We can’t talk enough about Fargo. And by we, I mean you and I, dear reader. It’s been a long time coming – we’re already 6 episodes into the 10 episode second season of this fantastic show – but that doesn’t change the fact that we need to have a conversation about it.
Remember Game of Thrones in its third and fourth seasons? There was a raw, exposed nerve of unpredictability, especially for viewers not already familiar with George R.R. Martin’s books. The show experienced a lot of death. No one was safe. People have been telling me for weeks that this is where The Walking Dead is in its sixth and current season. On any given Sunday evening, one of your favorite characters can be snatched from you, their previously vivid presence snuffed out in some horrible manner. For shows like this, it’s all about “who” is going to die that brings about the horror.

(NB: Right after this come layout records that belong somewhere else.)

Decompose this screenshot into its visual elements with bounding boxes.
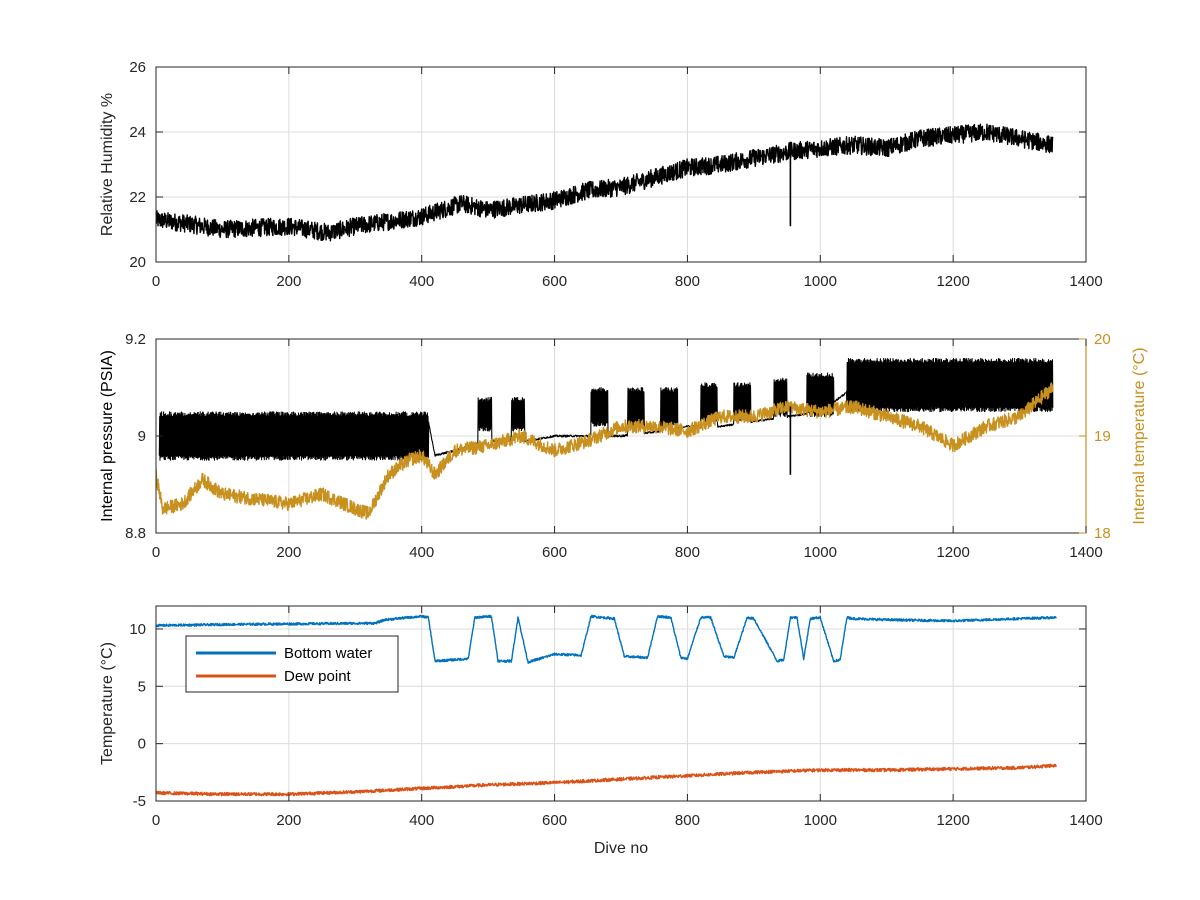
series-relative-humidity bbox=[156, 123, 1054, 242]
y-axis-title: Temperature (°C) bbox=[99, 642, 116, 765]
series-line bbox=[156, 614, 1057, 664]
axes-box bbox=[155, 605, 1087, 802]
x-tick-label: 400 bbox=[409, 273, 434, 290]
y-tick-label: 22 bbox=[129, 189, 146, 206]
y-axis-title: Relative Humidity % bbox=[99, 93, 116, 236]
series-line bbox=[156, 123, 1054, 242]
series-bottom-water bbox=[156, 614, 1057, 664]
series-line bbox=[156, 382, 1054, 520]
series-internal-temperature bbox=[156, 382, 1054, 520]
legend-box bbox=[185, 635, 399, 693]
y-tick-label: 0 bbox=[138, 736, 146, 753]
y-right-axis-title: Internal temperature (°C) bbox=[1131, 347, 1148, 524]
panel-humidity: 0 200 400 600 800 1000 1200 1400 20 22 24 26 Relativ… bbox=[99, 59, 1103, 290]
x-tick-label: 1000 bbox=[804, 812, 837, 829]
x-tick-label: 600 bbox=[542, 544, 567, 561]
legend-label: Dew point bbox=[284, 668, 352, 685]
y-right-tick-label: 19 bbox=[1094, 428, 1111, 445]
y-tick-label: 26 bbox=[129, 59, 146, 76]
x-tick-label: 200 bbox=[276, 544, 301, 561]
x-tick-label: 600 bbox=[542, 273, 567, 290]
x-tick-label: 200 bbox=[276, 812, 301, 829]
x-tick-label: 800 bbox=[675, 812, 700, 829]
series-line bbox=[156, 763, 1057, 797]
x-tick-label: 1400 bbox=[1069, 273, 1102, 290]
series-dew-point bbox=[156, 763, 1057, 797]
x-tick-label: 0 bbox=[152, 273, 160, 290]
plot-area bbox=[156, 606, 1086, 801]
x-tick-label: 800 bbox=[675, 544, 700, 561]
plot-area bbox=[156, 67, 1086, 262]
x-tick-label: 1400 bbox=[1069, 544, 1102, 561]
x-tick-label: 600 bbox=[542, 812, 567, 829]
y-tick-label: 9.2 bbox=[125, 331, 146, 348]
x-tick-label: 1400 bbox=[1069, 812, 1102, 829]
y-tick-label: 5 bbox=[138, 678, 146, 695]
panel-temperature: 0 200 400 600 800 1000 1200 1400 -5 0 5 10 Temperatu… bbox=[99, 605, 1103, 857]
y-tick-label: -5 bbox=[133, 793, 146, 810]
y-right-tick-label: 20 bbox=[1094, 331, 1111, 348]
y-tick-label: 8.8 bbox=[125, 525, 146, 542]
legend-label: Bottom water bbox=[284, 645, 372, 662]
series-line bbox=[158, 357, 1054, 461]
x-tick-label: 200 bbox=[276, 273, 301, 290]
x-tick-label: 400 bbox=[409, 812, 434, 829]
x-tick-label: 1200 bbox=[936, 273, 969, 290]
x-tick-label: 0 bbox=[152, 812, 160, 829]
x-tick-label: 1000 bbox=[804, 273, 837, 290]
y-tick-label: 9 bbox=[138, 428, 146, 445]
y-tick-label: 24 bbox=[129, 124, 146, 141]
y-axis-title: Internal pressure (PSIA) bbox=[99, 350, 116, 522]
legend: Bottom water Dew point bbox=[185, 635, 399, 693]
x-axis-title: Dive no bbox=[594, 840, 648, 857]
x-tick-label: 400 bbox=[409, 544, 434, 561]
series-internal-pressure bbox=[158, 357, 1054, 461]
y-tick-label: 10 bbox=[129, 621, 146, 638]
x-tick-label: 1000 bbox=[804, 544, 837, 561]
x-tick-label: 0 bbox=[152, 544, 160, 561]
x-tick-label: 800 bbox=[675, 273, 700, 290]
x-tick-label: 1200 bbox=[936, 544, 969, 561]
x-tick-label: 1200 bbox=[936, 812, 969, 829]
y-tick-label: 20 bbox=[129, 254, 146, 271]
axes-box bbox=[155, 66, 1087, 263]
y-right-tick-label: 18 bbox=[1094, 525, 1111, 542]
panel-pressure-temperature: 0 200 400 600 800 1000 1200 1400 8.8 9 9.2 18 19 20 In… bbox=[99, 331, 1148, 561]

Fargo is a different sort of beast entirely. Sure, there’s plenty of investment. I really like Patrick Wilson’s Lou Solverson, the Minnesota State Trooper with the adorably cancer-ridden wife, the young daughter (who is the connective tissue to season one) and the charming relationship with his local sheriff father-in-law (played gruffly by the living legend that is Ted Danson). But if Lou didn’t make it out of this second season – he’s still around through 6 episodes, sorry if that’s a spoiler – I’m not sure I’d be worried so much about the “who” as I would be about the “how” and “when.” Because when Fargo decides that it’s your time to go, you go in an unapologetically harsh manner. Everything is on the table at all times. And the show, oozing with style and kitschy accents, is a finely tuned weapon of anxiety creation. It’s easy to get swept up in the high-wire act, equally enthralled in the beautiful, silky smooth rhythm of its visual presentation, while also being tight as a fisherman’s not inside.
The most recent episode, “Rhinoceros,” is a perfect example of this matching of elegance and pre-trauma storytelling. If you haven’t watched it yet, go catch up. I’ll wait.
What you’ve just seen is an episode that is all about the consequences of sometimes rash decisions. As Kirsten Dunst’s Peggy explains, sometimes we make decisions and it feels like we’re deciding inside a dream. The core theme of Fargo, both seasons now, is that in times of crisis, normal people don’t usually stop and take stock of their options. Bad things don’t happen in a vacuum. And the result of allowing yourself to be hurled forward toward a wrong decision can cause utter chaos.
In the Fargo universe, that chaos is splendid. Chaos is the engine that drives the narrative. And the methods they use to convey this chaos, mostly via split-screen in season 2, amplifies what we already know: that at any one moment, characters are being hurled at each other with immeasurable force. And only rarely, as we saw this week with Nick Offerman’s spectacular scene outside the police station, does reason prevail.
Death comes for us all. Fargo understands that and isn’t intrinsically focused on who gets the bullet, or the clever, or the front end of someone’s car. It’s core goal is to keep us tightly wound, ready for the brutality of the “how” and “when.” Which is what makes it all so exciting. Season 2 appears to be building toward some kind of grizzly, chaotic end. And that’s wonderful, no matter who ends up in the cold ground.
Fargo’s next episode, “Did You Do This? No, You Did It!” airs on November 23rd at 10pm on FX.